Born Jan. 30, 1882, in Hyde Park, N. Y.; died Apr. 12, 1945, in Warm Springs, Ga. US statesman; president from 1933 to 1945.
Roosevelt was the son of a wealthy landowner and entrepreneur. His family had extensive political connections in the northeastern states. Educated as a lawyer, he attended Groton, a privileged private school, and Harvard and Columbia universities. In 1905 he married a distant relative, Eleanor Roosevelt, a niece of T. Roosevelt. He worked for a law firm from 1907 to 1910, when he was elected to the New York State Senate. He was a member of the Democratic Party. As assistant secretary of the navy from 1913 to 1920, during W. Wilson’s administration, Roosevelt advocated the strengthening of US naval power. In 1920 he was the Democratic Party’s candidate for vice-president. Defeated in the election, he returned to private law practice and entrepreneurial concerns.
Stricken with poliomyelitis in August 1921, Roosevelt never fully regained the use of his legs. Despite his illness, Roosevelt played an increasingly prominent role in the leadership of the Democratic Party. In 1928 he was elected governor of New York.

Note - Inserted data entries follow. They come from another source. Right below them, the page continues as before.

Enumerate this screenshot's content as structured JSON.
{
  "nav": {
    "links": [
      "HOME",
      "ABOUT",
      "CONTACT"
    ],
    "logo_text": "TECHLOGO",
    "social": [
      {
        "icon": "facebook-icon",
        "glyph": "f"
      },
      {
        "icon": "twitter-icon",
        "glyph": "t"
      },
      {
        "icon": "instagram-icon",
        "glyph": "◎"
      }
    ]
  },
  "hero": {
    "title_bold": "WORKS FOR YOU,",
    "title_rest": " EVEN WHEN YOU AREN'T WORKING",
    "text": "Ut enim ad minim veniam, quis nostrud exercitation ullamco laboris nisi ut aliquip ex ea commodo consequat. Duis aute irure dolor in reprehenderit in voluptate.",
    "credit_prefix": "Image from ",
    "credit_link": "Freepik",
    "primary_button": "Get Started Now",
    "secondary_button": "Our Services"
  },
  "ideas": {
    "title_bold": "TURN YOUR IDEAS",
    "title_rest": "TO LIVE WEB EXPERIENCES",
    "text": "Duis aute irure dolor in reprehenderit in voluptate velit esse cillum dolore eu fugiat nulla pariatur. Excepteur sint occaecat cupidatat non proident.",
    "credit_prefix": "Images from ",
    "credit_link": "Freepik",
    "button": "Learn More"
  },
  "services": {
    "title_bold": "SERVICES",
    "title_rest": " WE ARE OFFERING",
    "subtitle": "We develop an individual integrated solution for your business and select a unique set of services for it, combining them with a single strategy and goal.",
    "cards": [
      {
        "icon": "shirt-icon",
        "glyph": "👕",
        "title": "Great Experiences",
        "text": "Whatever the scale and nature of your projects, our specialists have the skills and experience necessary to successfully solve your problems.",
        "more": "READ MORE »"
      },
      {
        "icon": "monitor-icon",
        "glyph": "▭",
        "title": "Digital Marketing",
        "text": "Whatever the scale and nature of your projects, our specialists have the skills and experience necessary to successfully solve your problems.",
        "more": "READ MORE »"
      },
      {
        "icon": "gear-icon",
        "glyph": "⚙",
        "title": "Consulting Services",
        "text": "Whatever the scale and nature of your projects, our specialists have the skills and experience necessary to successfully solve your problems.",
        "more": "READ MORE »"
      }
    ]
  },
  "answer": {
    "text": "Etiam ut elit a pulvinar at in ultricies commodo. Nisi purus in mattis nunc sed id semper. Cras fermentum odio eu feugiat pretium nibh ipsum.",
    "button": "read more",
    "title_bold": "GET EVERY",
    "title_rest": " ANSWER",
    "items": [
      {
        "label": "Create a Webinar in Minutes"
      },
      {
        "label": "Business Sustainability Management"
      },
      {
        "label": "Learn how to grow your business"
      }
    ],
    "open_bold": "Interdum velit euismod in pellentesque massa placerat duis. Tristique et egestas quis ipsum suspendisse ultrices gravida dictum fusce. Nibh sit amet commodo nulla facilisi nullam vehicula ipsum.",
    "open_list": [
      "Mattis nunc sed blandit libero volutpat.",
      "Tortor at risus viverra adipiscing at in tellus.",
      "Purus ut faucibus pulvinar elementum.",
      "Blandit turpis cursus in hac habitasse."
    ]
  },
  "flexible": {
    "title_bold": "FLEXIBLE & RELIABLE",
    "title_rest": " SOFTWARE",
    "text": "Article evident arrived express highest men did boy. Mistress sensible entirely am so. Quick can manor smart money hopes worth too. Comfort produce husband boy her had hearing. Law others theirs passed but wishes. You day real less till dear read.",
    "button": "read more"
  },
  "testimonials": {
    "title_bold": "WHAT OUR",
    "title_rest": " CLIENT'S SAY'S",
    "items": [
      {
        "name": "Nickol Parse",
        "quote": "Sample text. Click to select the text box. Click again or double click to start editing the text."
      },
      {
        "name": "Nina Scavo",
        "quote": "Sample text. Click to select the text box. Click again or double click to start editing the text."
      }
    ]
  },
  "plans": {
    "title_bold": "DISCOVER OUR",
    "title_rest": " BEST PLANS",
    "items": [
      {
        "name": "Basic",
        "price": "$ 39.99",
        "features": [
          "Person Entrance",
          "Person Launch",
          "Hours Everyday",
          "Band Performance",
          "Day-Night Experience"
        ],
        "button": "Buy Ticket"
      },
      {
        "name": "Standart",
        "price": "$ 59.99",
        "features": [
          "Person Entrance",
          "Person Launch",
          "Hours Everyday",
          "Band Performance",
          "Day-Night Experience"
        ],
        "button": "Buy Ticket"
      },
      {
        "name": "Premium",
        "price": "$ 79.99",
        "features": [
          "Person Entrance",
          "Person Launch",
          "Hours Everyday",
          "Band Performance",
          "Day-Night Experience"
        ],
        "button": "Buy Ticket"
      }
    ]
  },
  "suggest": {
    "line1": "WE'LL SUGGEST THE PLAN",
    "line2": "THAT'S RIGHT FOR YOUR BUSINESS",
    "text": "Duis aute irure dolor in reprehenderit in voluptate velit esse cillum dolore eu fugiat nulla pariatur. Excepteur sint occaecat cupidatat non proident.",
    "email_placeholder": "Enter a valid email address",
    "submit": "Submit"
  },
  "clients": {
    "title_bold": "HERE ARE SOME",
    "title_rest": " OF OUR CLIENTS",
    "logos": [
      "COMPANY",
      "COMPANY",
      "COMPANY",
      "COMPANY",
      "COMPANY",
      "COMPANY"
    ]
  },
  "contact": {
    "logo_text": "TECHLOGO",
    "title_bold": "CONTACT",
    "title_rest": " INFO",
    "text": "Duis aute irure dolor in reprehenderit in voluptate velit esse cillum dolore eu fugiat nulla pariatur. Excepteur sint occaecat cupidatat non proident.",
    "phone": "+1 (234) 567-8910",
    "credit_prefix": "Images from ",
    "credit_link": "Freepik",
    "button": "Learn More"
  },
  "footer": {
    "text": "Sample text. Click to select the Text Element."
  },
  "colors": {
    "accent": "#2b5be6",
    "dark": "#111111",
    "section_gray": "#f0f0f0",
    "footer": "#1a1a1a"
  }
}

During the world economic crisis of 1929–33, with the exacerbation of the class struggle in the USA, Roosevelt gained popularity by criticizing the reactionary policy of the ruling Republican Party. The candidate of the Democratic Party, he was elected president in 1932. After taking office in 1933, he adopted a number of emergency measures instituting government regulation of the economy. Roosevelt believed that these measures could reinvigorate the economy and save the capitalist system. Under pressure from the toiling masses, the Roosevelt administration also made some concessions in social legislation.
Roosevelt’s reforms, which were collectively referred to as the New Deal, signified a new stage in the development of state-monopoly capitalism in the USA. In 1936, Roosevelt was re-elected with the decisive support of the popular masses. The New Deal had limited, contradictory results, owing to the class character of bourgeois reformism, but Roosevelt continued to enjoy the support of the majority of voters. He was the only president in US history to be elected to a third (1940) and fourth term (1944).
In foreign policy Roosevelt was a realist. On Nov. 16, 1933, his administration established diplomatic relations with the USSR. Taking into consideration the growing resistance to the expansion of American imperialism in Latin America, Roosevelt proclaimed a Good Neighbor policy, which gave preference to subtle methods of penetrating Latin America.
Roosevelt was aware that fascism posed a threat to the USA, and he condemned the aggressive plans of Germany, Italy, and Japan. With the outbreak of World War II (1939–45), he advocated American support for Great Britain and France against fascist Germany. On June 24, 1941, after fascist Germany attacked the USSR, Roosevelt declared the readiness of the USA to support the struggle of the Soviet people. Opposing reactionary forces in the USA, which adopted anti-Soviet positions, he upheld the idea of rapprochement between the US and the USSR, and he favored providing material assistance to the USSR.
After the US entry into the war in December 1941, Roosevelt made an important contribution to the creation and strengthening of the anti-Hitlerite coalition. Representing the USA at conferences in Tehran (1943) and Yalta (1945), he emphasized the importance of the development of postwar international cooperation and the creation of the UN. He thought highly of the courage and fortitude of the Soviet people in their struggle against the invaders. Roosevelt was a strong advocate of the postwar maintenance and strengthening of US-Soviet cooperation, which he viewed as a very important condition for the preservation of world peace.